Performance Benchmarks¶

Measured framework overhead for selectools v0.26.0. These numbers answer one question: how much time does selectools add on top of the LLM call?

All benchmarks use LocalProvider (a zero-latency mock), so the timings below are pure framework overhead. In production, LLM API latency (100–2000ms per call) dominates; everything on this page is noise by comparison.

Environment¶


selectools	v0.26.0
Python	3.9 (CPython)
Machine	Apple M4, 24 GB RAM, macOS 26.3
Method	100 iterations per case, fresh agent/graph instances per iteration
Date	2026-06-12

Framework overhead¶

Operation	mean	p50	p95	p99
`agent.run()` single iteration	0.04ms	0.03ms	0.04ms	0.25ms
`agent.run()` with tool call	0.03ms	0.03ms	0.04ms	0.04ms
`graph.run()` 1 callable node	0.32ms	0.31ms	0.37ms	0.72ms
`graph.run()` 3 callable nodes	0.43ms	0.43ms	0.48ms	0.55ms
`graph.run()` 1 agent node	0.27ms	0.26ms	0.30ms	0.34ms
`graph.run()` 3 agent nodes	0.48ms	0.47ms	0.52ms	0.54ms
`graph.run()` 3 parallel nodes	0.51ms	0.51ms	0.54ms	0.57ms
`pipeline.run()` 1 step	<0.01ms	<0.01ms	<0.01ms	0.01ms
`pipeline.run()` 3 steps	<0.01ms	<0.01ms	<0.01ms	0.01ms
`pipeline.run()` 10 steps	0.01ms	0.01ms	0.01ms	0.01ms
checkpoint save (InMemory)	0.01ms	0.01ms	0.01ms	0.37ms
checkpoint load (InMemory)	<0.01ms	<0.01ms	<0.01ms	0.01ms
trace store save (InMemory)	<0.01ms	<0.01ms	<0.01ms	<0.01ms
trace store load (InMemory)	<0.01ms	<0.01ms	<0.01ms	<0.01ms

Takeaways:

An agent turn costs ~0.04ms of framework time. At a typical 500ms LLM round trip, selectools overhead is below 0.01% of wall clock.
Graph orchestration adds ~0.3ms fixed cost per run plus roughly 0.05–0.1ms per node.
Pipelines, checkpoints, and trace stores are effectively free.

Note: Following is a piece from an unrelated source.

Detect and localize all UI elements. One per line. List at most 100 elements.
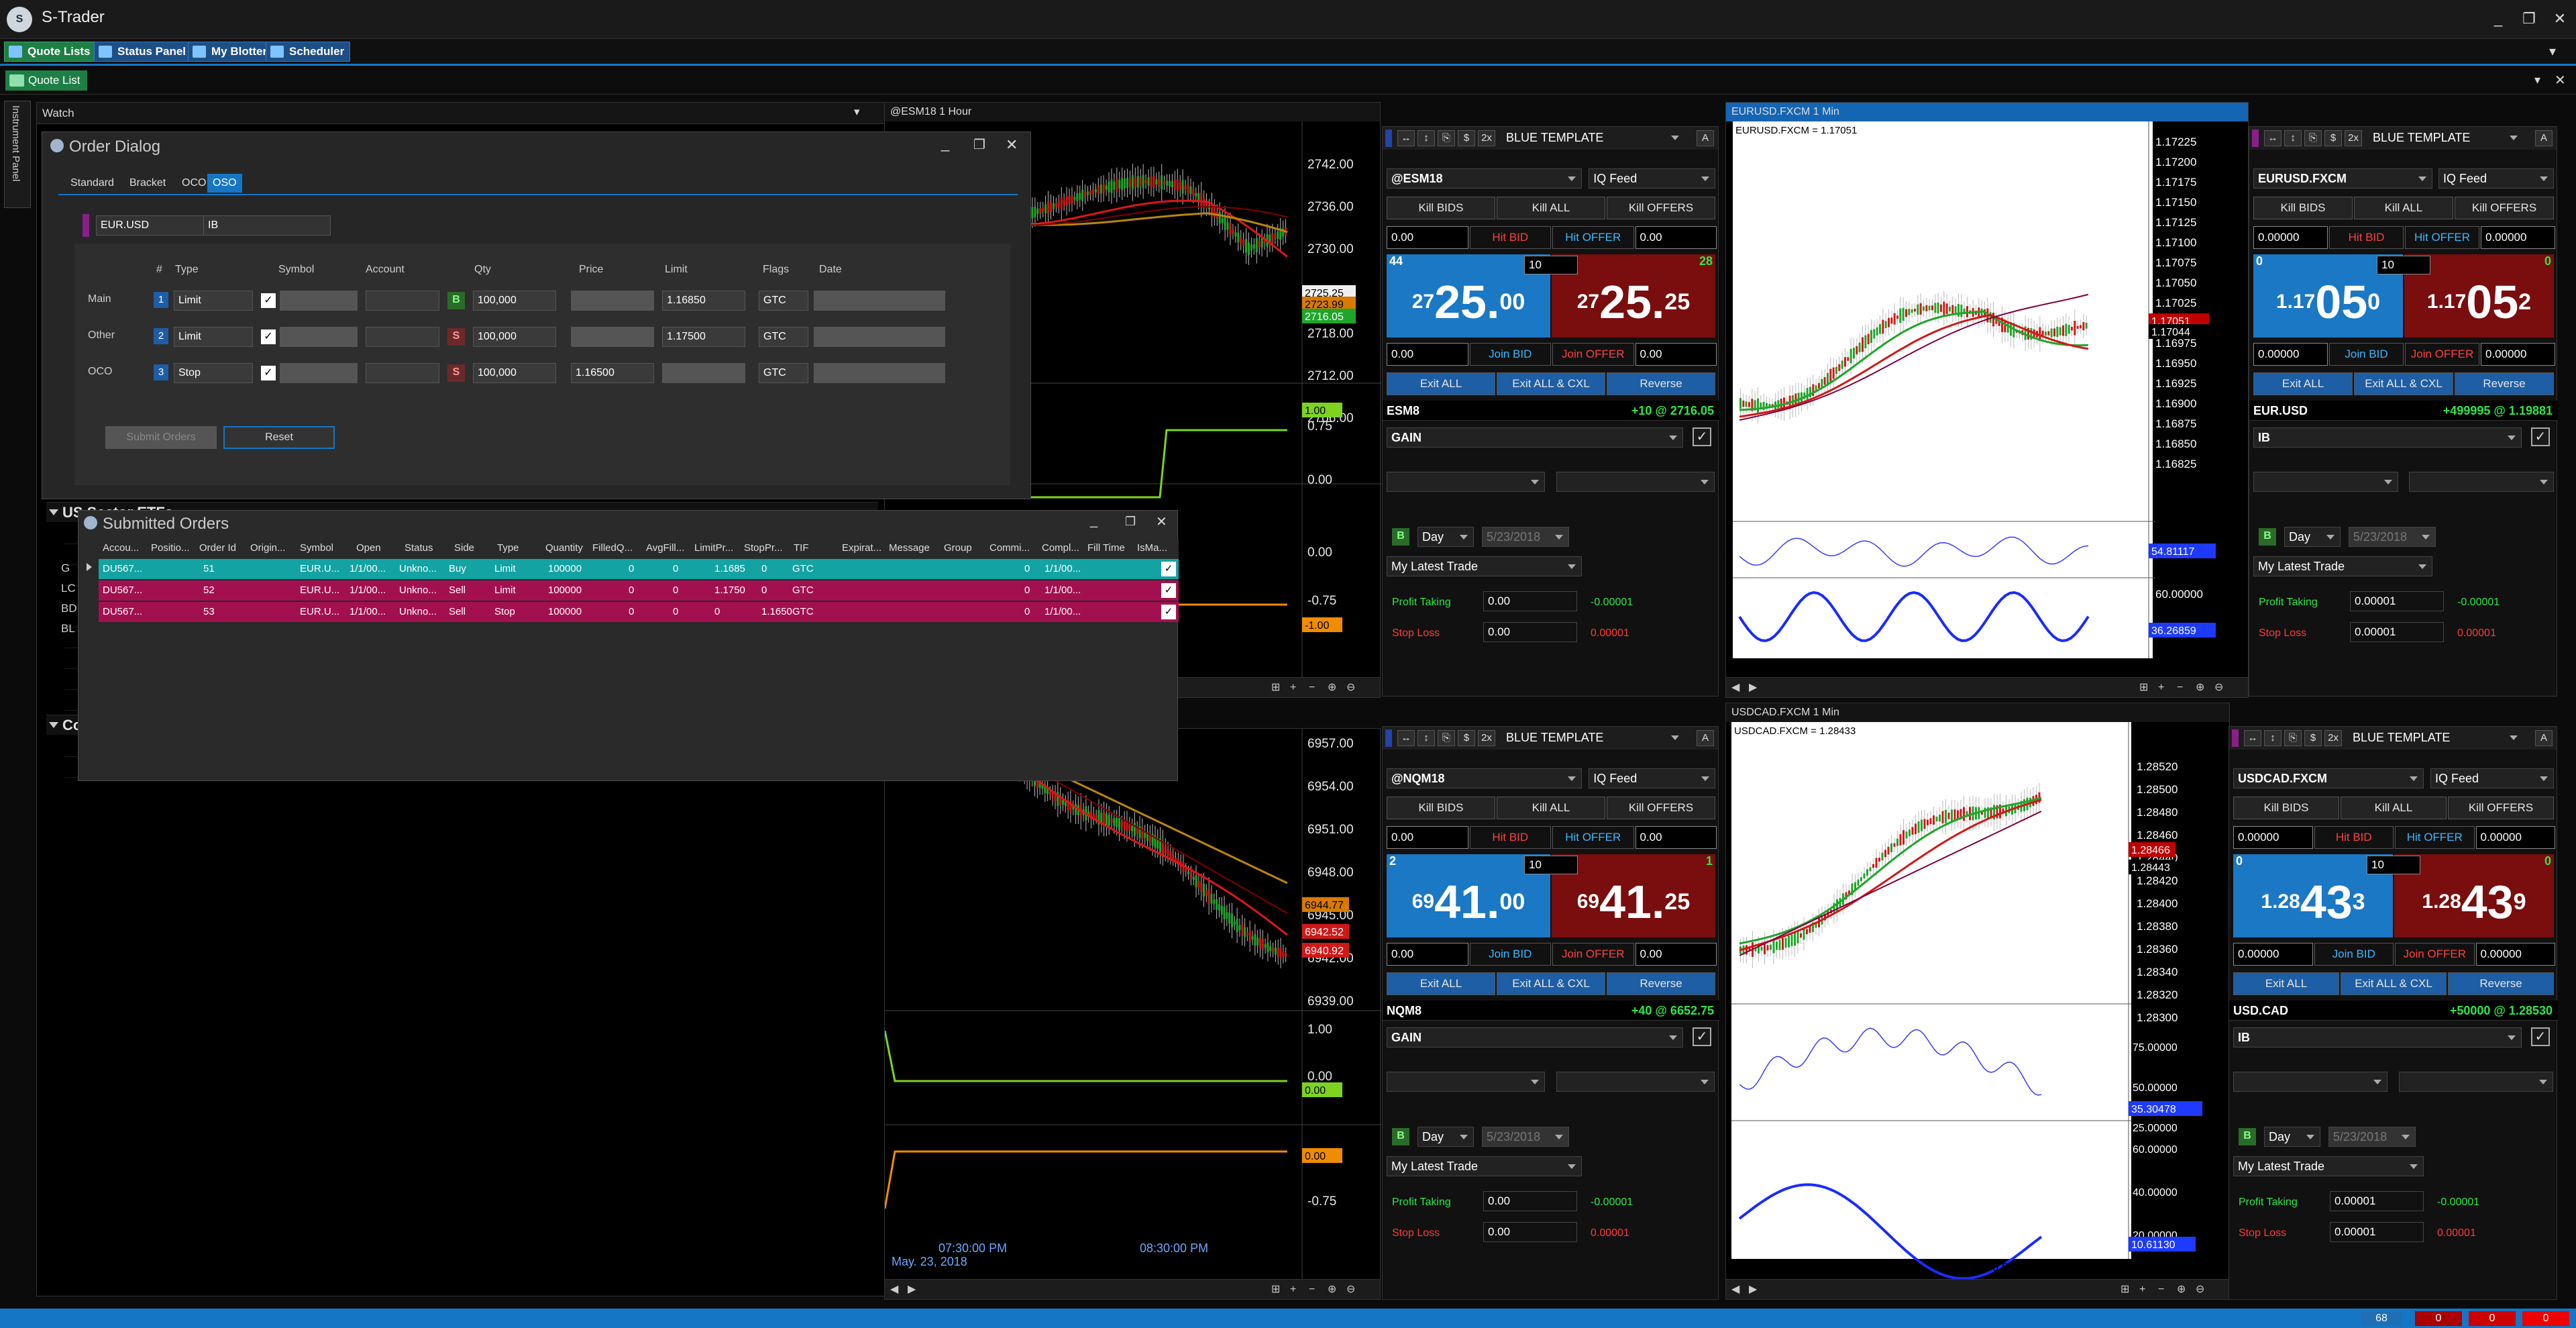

Comparison: selectools vs LangGraph¶

Same tasks, same zero-latency mock providers, 200 iterations each (LangGraph 1.x, langchain-core current as of 2026-06-12).

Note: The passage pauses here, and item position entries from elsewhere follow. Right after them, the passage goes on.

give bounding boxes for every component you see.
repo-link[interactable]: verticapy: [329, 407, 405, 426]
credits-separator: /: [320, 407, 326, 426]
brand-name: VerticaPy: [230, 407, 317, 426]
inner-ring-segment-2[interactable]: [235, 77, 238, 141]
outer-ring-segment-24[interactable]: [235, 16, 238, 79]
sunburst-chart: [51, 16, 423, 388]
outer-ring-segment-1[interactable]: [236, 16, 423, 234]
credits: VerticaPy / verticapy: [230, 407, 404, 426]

Task	selectools (mean)	LangGraph (mean)	delta
3-node linear pipeline	0.43ms	0.33ms	LangGraph 0.10ms faster
Conditional routing	0.37ms	0.28ms	LangGraph 0.09ms faster
3-step pipeline composition	<0.01ms	N/A (LCEL, not compared)	—

Honest reading: LangGraph's compiled Pregel runtime is about 0.1ms faster per run on graph micro-tasks. Both frameworks are sub-millisecond, which is under 0.1% of a single real LLM call — neither framework's orchestration overhead will ever be the bottleneck in your application. selectools does not trade performance for its smaller API; it trades a compile step for a simpler execution model at a cost of ~0.1ms per graph run.

Reproduce¶

# Framework overhead (no extra deps)
python tests/benchmarks/bench_overhead.py

# Comparison (needs the competitor installed)
pip install langgraph langchain-core
python tests/benchmarks/bench_vs_langchain.py

The harness builds fresh agent/graph instances per iteration outside the timed window. Reusing one Agent across iterations accumulates conversation history and inflates later timings — an earlier revision of this harness had exactly that bug, reporting 6.5ms for the 3-agent-node graph that actually costs 0.48ms.